As part of the EFF/ECF programme augmentation, an additional Sh74.4 billion ($544.3 million) has been approved to address unforeseen shocks, such as drought. In the recently completed fifth review, Kenya has also requested around Sh86.9 billion ($636 million) under a new 20-month Resilience and Sustainability Facility (RSF) arrangement.
The overarching aim of the 38-month programme is to assist Kenya in mitigating its debt vulnerabilities by boosting revenues and reducing spending. This includes cutting disbursements to state corporations such as Kenya Airways and Kenya Power.
If approved by the IMF Executive Board, Kenya will receive another Sh56.5 billion ($410 million) from the IMF in July. This will aid in restoring Kenya’s depleting foreign exchange reserves. The disbursement is contingent on approval by the IMF Executive Board, which is anticipated in July.
In addition, Kenya has embarked on a new 20-month programme with the IMF to finance predominantly climate change-related projects. This comes alongside augmentation access of about $544.3 million, aimed at helping the country manage such shocks as drought. If approved, this would take the total IMF financial support disbursed under the EFF and ECF arrangements to Sh275.5 billion ($2,017 million).
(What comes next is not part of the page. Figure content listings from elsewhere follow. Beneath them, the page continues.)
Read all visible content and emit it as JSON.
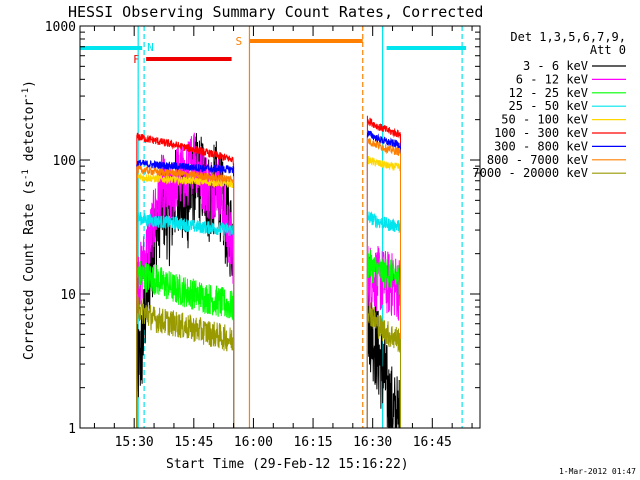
{
  "chart_data": {
    "type": "line",
    "title": "HESSI Observing Summary Count Rates, Corrected",
    "xlabel": "Start Time (29-Feb-12 15:16:22)",
    "ylabel_main": "Corrected Count Rate (s",
    "ylabel_sup1": "-1",
    "ylabel_mid": " detector",
    "ylabel_sup2": "-1",
    "ylabel_end": ")",
    "yscale": "log",
    "ylim": [
      1,
      1000
    ],
    "xlim": [
      "15:16:22",
      "16:57:00"
    ],
    "x_ticks": [
      "15:30",
      "15:45",
      "16:00",
      "16:15",
      "16:30",
      "16:45"
    ],
    "y_ticks": [
      "1",
      "10",
      "100",
      "1000"
    ],
    "legend_header": [
      "Det 1,3,5,6,7,9,",
      "Att 0"
    ],
    "legend_position": "right",
    "footer_date": "1-Mar-2012 01:47",
    "flags": [
      {
        "label": "N",
        "color": "#00e5ee",
        "intervals": [
          [
            "15:16:22",
            "15:32:00"
          ],
          [
            "16:33:30",
            "16:53:30"
          ]
        ]
      },
      {
        "label": "F",
        "color": "#ee0000",
        "intervals": [
          [
            "15:33:00",
            "15:54:30"
          ]
        ]
      },
      {
        "label": "S",
        "color": "#ff8000",
        "intervals": [
          [
            "15:59:00",
            "16:27:30"
          ]
        ]
      }
    ],
    "time_markers": [
      {
        "time": "15:31:00",
        "color": "#00e5ee",
        "style": "solid"
      },
      {
        "time": "15:32:30",
        "color": "#00e5ee",
        "style": "dashed"
      },
      {
        "time": "15:59:00",
        "color": "#ff8000",
        "style": "solid"
      },
      {
        "time": "16:27:30",
        "color": "#ff8000",
        "style": "dashed"
      },
      {
        "time": "16:32:30",
        "color": "#00e5ee",
        "style": "solid"
      },
      {
        "time": "16:52:30",
        "color": "#00e5ee",
        "style": "dashed"
      }
    ],
    "series": [
      {
        "name": "3 - 6 keV",
        "color": "#000000",
        "noise": 0.35,
        "segments": [
          {
            "x": [
              "15:30:40",
              "15:32:00",
              "15:33:00",
              "15:35:00",
              "15:37:00",
              "15:39:00",
              "15:41:00",
              "15:43:00",
              "15:45:00",
              "15:47:00",
              "15:49:00",
              "15:51:00",
              "15:53:00",
              "15:55:00"
            ],
            "y": [
              2.5,
              4,
              9,
              25,
              50,
              35,
              68,
              40,
              72,
              72,
              50,
              68,
              35,
              25
            ]
          },
          {
            "x": [
              "16:28:40",
              "16:30:00",
              "16:31:00",
              "16:32:00",
              "16:33:00",
              "16:34:00",
              "16:35:30",
              "16:37:00"
            ],
            "y": [
              7,
              5,
              4,
              3,
              2.5,
              1.6,
              1.2,
              1.1
            ]
          }
        ]
      },
      {
        "name": "6 - 12 keV",
        "color": "#ff00ff",
        "noise": 0.25,
        "segments": [
          {
            "x": [
              "15:30:40",
              "15:32:00",
              "15:33:00",
              "15:35:00",
              "15:37:00",
              "15:39:00",
              "15:41:00",
              "15:43:00",
              "15:45:00",
              "15:47:00",
              "15:49:00",
              "15:51:00",
              "15:53:00",
              "15:55:00"
            ],
            "y": [
              12,
              15,
              20,
              35,
              65,
              50,
              80,
              70,
              110,
              75,
              60,
              70,
              35,
              20
            ]
          },
          {
            "x": [
              "16:28:40",
              "16:31:00",
              "16:34:00",
              "16:37:00"
            ],
            "y": [
              14,
              13,
              12,
              11
            ]
          }
        ]
      },
      {
        "name": "12 - 25 keV",
        "color": "#00ff00",
        "noise": 0.12,
        "segments": [
          {
            "x": [
              "15:30:40",
              "15:35:00",
              "15:40:00",
              "15:45:00",
              "15:50:00",
              "15:55:00"
            ],
            "y": [
              14,
              13,
              11,
              10,
              9,
              8
            ]
          },
          {
            "x": [
              "16:28:40",
              "16:31:00",
              "16:34:00",
              "16:37:00"
            ],
            "y": [
              17,
              15,
              14,
              13
            ]
          }
        ]
      },
      {
        "name": "25 - 50 keV",
        "color": "#00e5ee",
        "noise": 0.05,
        "segments": [
          {
            "x": [
              "15:30:40",
              "15:35:00",
              "15:40:00",
              "15:45:00",
              "15:50:00",
              "15:55:00"
            ],
            "y": [
              37,
              35,
              34,
              32,
              31,
              30
            ]
          },
          {
            "x": [
              "16:28:40",
              "16:31:00",
              "16:34:00",
              "16:37:00"
            ],
            "y": [
              38,
              35,
              33,
              32
            ]
          }
        ]
      },
      {
        "name": "50 - 100 keV",
        "color": "#ffd700",
        "noise": 0.03,
        "segments": [
          {
            "x": [
              "15:30:40",
              "15:35:00",
              "15:40:00",
              "15:45:00",
              "15:50:00",
              "15:55:00"
            ],
            "y": [
              75,
              73,
              71,
              70,
              68,
              66
            ]
          },
          {
            "x": [
              "16:28:40",
              "16:31:00",
              "16:34:00",
              "16:37:00"
            ],
            "y": [
              100,
              95,
              90,
              88
            ]
          }
        ]
      },
      {
        "name": "100 - 300 keV",
        "color": "#ff0000",
        "noise": 0.03,
        "segments": [
          {
            "x": [
              "15:30:40",
              "15:35:00",
              "15:40:00",
              "15:45:00",
              "15:50:00",
              "15:55:00"
            ],
            "y": [
              150,
              140,
              130,
              120,
              110,
              100
            ]
          },
          {
            "x": [
              "16:28:40",
              "16:31:00",
              "16:34:00",
              "16:37:00"
            ],
            "y": [
              200,
              180,
              165,
              155
            ]
          }
        ]
      },
      {
        "name": "300 - 800 keV",
        "color": "#0000ff",
        "noise": 0.03,
        "segments": [
          {
            "x": [
              "15:30:40",
              "15:35:00",
              "15:40:00",
              "15:45:00",
              "15:50:00",
              "15:55:00"
            ],
            "y": [
              95,
              92,
              90,
              88,
              86,
              85
            ]
          },
          {
            "x": [
              "16:28:40",
              "16:31:00",
              "16:34:00",
              "16:37:00"
            ],
            "y": [
              160,
              145,
              135,
              130
            ]
          }
        ]
      },
      {
        "name": "800 - 7000 keV",
        "color": "#ff8000",
        "noise": 0.03,
        "segments": [
          {
            "x": [
              "15:30:40",
              "15:35:00",
              "15:40:00",
              "15:45:00",
              "15:50:00",
              "15:55:00"
            ],
            "y": [
              85,
              82,
              80,
              77,
              74,
              72
            ]
          },
          {
            "x": [
              "16:28:40",
              "16:31:00",
              "16:34:00",
              "16:37:00"
            ],
            "y": [
              140,
              130,
              120,
              115
            ]
          }
        ]
      },
      {
        "name": "7000 - 20000 keV",
        "color": "#999900",
        "noise": 0.1,
        "segments": [
          {
            "x": [
              "15:30:40",
              "15:35:00",
              "15:40:00",
              "15:45:00",
              "15:50:00",
              "15:55:00"
            ],
            "y": [
              8,
              6.5,
              6,
              5.5,
              5,
              4.5
            ]
          },
          {
            "x": [
              "16:28:40",
              "16:31:00",
              "16:34:00",
              "16:37:00"
            ],
            "y": [
              8,
              6,
              5,
              4.5
            ]
          }
        ]
      }
    ]
  }
}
In combination with the EFF/ECF augmentations and the RSF support, the total IMF commitment under these arrangements would amount to Sh480.8 billion ($3.52 billion).
Under the new Resilience and Sustainability Facility (RSF) arrangement, which will run concurrently with the EFF/ECF arrangements, Kenya has sought a 10-month extension of the current facility until April 2025.